Laura can, however, see Sebastian clearly, which might be one reason why, despite the fact she is married with a daughter, they begin sleeping together. Sebastian’s own family also have more than their fair share of ‘issues’. His father is missing, and his two sisters are not on speaking terms – or, at least, Clara is not speaking to Matilda, though she still reads her emails. They fell out at the funeral of Sebastian’s girlfriend, Violetta, for reasons we will only discover much later. Clara is on Easter Island, having lost her job as a journalist, and hoping to strike out as freelancer writing about a small group who have moved there led by a man called Jordan:
“This guy Jordan believed, apparently, that it was already too late, that no so-called climate solutions would be able to halt the catastrophe, that tech optimism and rolled-up sleeves were just a new phase of the same illusion that had brought the human race to this very point…”

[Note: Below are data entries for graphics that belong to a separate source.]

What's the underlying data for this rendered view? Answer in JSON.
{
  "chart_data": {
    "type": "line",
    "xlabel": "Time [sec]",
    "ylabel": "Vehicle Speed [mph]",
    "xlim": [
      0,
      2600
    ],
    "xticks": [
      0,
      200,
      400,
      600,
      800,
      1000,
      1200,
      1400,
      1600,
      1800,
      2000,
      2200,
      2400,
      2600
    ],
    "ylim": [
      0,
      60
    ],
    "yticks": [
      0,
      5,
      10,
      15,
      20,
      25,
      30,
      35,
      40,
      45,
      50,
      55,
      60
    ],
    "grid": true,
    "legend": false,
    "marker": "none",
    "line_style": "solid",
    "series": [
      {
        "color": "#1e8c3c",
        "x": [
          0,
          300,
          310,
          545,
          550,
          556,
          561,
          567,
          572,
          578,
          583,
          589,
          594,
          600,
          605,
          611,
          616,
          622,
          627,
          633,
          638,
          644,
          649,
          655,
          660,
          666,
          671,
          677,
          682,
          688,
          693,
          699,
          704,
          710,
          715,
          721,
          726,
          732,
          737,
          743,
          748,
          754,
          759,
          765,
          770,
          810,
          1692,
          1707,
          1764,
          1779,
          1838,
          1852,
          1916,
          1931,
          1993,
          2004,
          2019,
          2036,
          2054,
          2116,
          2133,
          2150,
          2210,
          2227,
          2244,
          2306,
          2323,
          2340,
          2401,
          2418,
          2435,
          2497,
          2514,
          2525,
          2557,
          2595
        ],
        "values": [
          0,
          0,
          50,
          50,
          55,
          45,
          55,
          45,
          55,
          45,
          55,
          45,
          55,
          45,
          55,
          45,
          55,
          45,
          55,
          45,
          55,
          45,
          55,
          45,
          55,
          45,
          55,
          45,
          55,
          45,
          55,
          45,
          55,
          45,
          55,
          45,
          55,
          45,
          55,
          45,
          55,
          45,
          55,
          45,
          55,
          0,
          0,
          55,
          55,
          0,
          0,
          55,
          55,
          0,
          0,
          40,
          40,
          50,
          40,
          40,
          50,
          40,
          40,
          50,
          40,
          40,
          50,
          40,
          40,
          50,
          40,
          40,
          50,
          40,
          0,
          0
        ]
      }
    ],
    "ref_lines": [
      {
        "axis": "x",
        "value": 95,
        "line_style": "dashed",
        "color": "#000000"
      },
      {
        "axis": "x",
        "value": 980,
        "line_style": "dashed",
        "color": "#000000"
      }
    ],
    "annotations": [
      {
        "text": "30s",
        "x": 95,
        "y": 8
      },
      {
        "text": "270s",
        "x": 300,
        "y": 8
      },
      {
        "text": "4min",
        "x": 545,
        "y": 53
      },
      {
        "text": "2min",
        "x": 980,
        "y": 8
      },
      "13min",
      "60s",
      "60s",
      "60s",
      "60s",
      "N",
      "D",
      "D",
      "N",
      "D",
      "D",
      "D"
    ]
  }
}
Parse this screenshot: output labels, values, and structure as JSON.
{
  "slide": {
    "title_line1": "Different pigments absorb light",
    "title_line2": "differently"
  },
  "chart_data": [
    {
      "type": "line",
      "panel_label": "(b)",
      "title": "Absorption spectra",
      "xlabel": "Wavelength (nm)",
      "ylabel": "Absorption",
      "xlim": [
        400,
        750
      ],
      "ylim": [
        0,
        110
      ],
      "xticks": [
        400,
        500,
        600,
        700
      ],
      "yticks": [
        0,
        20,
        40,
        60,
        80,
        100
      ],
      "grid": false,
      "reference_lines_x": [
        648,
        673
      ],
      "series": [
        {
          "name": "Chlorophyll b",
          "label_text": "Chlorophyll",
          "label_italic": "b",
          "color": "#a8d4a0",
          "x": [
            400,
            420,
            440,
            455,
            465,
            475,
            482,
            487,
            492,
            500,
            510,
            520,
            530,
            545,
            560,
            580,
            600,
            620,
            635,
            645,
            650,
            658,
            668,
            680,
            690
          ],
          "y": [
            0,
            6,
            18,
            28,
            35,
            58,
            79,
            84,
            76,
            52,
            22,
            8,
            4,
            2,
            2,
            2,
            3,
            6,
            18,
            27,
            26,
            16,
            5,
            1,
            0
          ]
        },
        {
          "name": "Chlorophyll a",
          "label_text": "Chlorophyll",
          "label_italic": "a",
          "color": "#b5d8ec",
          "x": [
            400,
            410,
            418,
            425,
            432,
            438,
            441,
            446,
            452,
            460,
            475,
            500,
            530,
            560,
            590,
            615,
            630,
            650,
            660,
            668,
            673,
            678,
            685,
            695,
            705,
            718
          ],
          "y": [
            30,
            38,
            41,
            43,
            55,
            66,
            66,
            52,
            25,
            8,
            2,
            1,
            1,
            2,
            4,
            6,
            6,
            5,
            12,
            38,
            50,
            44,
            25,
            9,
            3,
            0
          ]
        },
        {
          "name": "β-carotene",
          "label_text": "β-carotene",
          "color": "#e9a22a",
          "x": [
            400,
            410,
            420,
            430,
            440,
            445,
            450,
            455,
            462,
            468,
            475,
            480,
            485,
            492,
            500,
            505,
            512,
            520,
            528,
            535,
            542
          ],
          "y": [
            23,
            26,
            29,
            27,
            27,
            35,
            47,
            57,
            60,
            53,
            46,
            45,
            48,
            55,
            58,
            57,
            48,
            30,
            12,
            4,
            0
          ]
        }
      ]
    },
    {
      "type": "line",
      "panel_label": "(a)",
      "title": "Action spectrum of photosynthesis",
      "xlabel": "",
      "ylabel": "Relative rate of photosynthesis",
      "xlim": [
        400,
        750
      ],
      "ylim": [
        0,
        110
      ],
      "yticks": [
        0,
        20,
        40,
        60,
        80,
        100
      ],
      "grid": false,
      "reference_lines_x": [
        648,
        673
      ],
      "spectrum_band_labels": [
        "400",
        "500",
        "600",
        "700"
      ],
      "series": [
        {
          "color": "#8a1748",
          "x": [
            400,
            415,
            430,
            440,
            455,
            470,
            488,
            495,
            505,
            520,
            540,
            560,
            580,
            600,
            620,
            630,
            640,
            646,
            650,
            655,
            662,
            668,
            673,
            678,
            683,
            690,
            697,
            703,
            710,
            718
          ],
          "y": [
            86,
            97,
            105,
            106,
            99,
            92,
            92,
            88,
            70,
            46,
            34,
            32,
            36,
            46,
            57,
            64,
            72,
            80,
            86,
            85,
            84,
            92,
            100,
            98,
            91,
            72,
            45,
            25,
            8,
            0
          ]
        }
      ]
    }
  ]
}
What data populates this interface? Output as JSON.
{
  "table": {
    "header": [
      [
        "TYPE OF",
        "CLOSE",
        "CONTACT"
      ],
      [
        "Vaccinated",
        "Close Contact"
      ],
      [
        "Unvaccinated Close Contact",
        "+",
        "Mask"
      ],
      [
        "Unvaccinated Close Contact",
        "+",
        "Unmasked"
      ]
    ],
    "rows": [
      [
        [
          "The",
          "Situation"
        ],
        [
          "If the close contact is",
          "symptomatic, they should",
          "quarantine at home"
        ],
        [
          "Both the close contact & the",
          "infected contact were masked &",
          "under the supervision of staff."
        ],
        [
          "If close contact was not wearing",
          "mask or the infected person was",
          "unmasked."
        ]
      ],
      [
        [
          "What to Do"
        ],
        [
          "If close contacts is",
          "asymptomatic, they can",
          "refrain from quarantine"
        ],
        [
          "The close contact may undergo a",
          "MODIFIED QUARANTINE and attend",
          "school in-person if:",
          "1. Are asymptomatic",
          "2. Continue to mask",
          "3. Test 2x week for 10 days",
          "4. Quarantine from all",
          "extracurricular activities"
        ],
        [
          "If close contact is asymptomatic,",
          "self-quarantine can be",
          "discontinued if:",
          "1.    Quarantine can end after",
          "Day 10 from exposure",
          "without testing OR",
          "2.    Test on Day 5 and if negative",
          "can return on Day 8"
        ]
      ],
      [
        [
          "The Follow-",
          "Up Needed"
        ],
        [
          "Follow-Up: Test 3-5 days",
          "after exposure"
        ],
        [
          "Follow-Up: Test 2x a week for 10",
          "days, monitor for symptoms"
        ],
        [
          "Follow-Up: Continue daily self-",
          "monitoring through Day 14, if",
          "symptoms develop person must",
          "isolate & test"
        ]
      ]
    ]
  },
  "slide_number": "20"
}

While on the island she befriends an American TV star, Elif, although Clara is a reluctant friend to anyone. Meanwhile, Matilda is living with Billy and his daughter, Siri. Matilda has synaesthesia and is increasingly bothered by a particular shade of blue:
“There was a flash, somewhere behind Billy’s head. It was the colour. She couldn’t see him clearly.”
A System So Magnificent It Is Blinding is, therefore, a novel in which there is a lot happening, though the stories of the three protagonists are each given time and space to breath, and the number of secondary characters is, in fact, fairly limited. There is less clarity on what the novel is actually about, however. Having introduced Sebastian’s research into the brain, and a number of characters whose brains work differently, Svensson seems to become less interested in this aspect of the novel as it progresses. The same applies to the issue of climate catastrophe foregrounded in Clara’s story. At times, the novel begins to feel a little like the building in which Sebastian works, where they are searching for Travis at the end:
“You’ve only seen a fraction of this building, you’ve no idea how big it is. And jumbled. And illogical.”
Yet Svensson has built in answers to this criticism (which is not to say the reader must accept them) in Corrigan’s conclusion:
“…there is no order. The whole damn thing is just chaos.”
(Ironically, this statement occurs just as Svensson foists yet another coincidence on us as we discover that Laura’s husband was one of the founders of the Institute). Similarly, as Svensson ditches her bigger issues for a conclusion which is focused on the feelings of her characters, she pre-empts that criticism too, telling the reader, “soap operas are the only true narrative form.”
A System So Magnificent It Is Blinding is packed with incident and interesting characters (though they are characters who are consistently free of financial concerns) but it ultimately lacks the thematic heft that would raise it above an entertaining family saga despite promising beginnings. There is a lot to enjoy, but less to take away.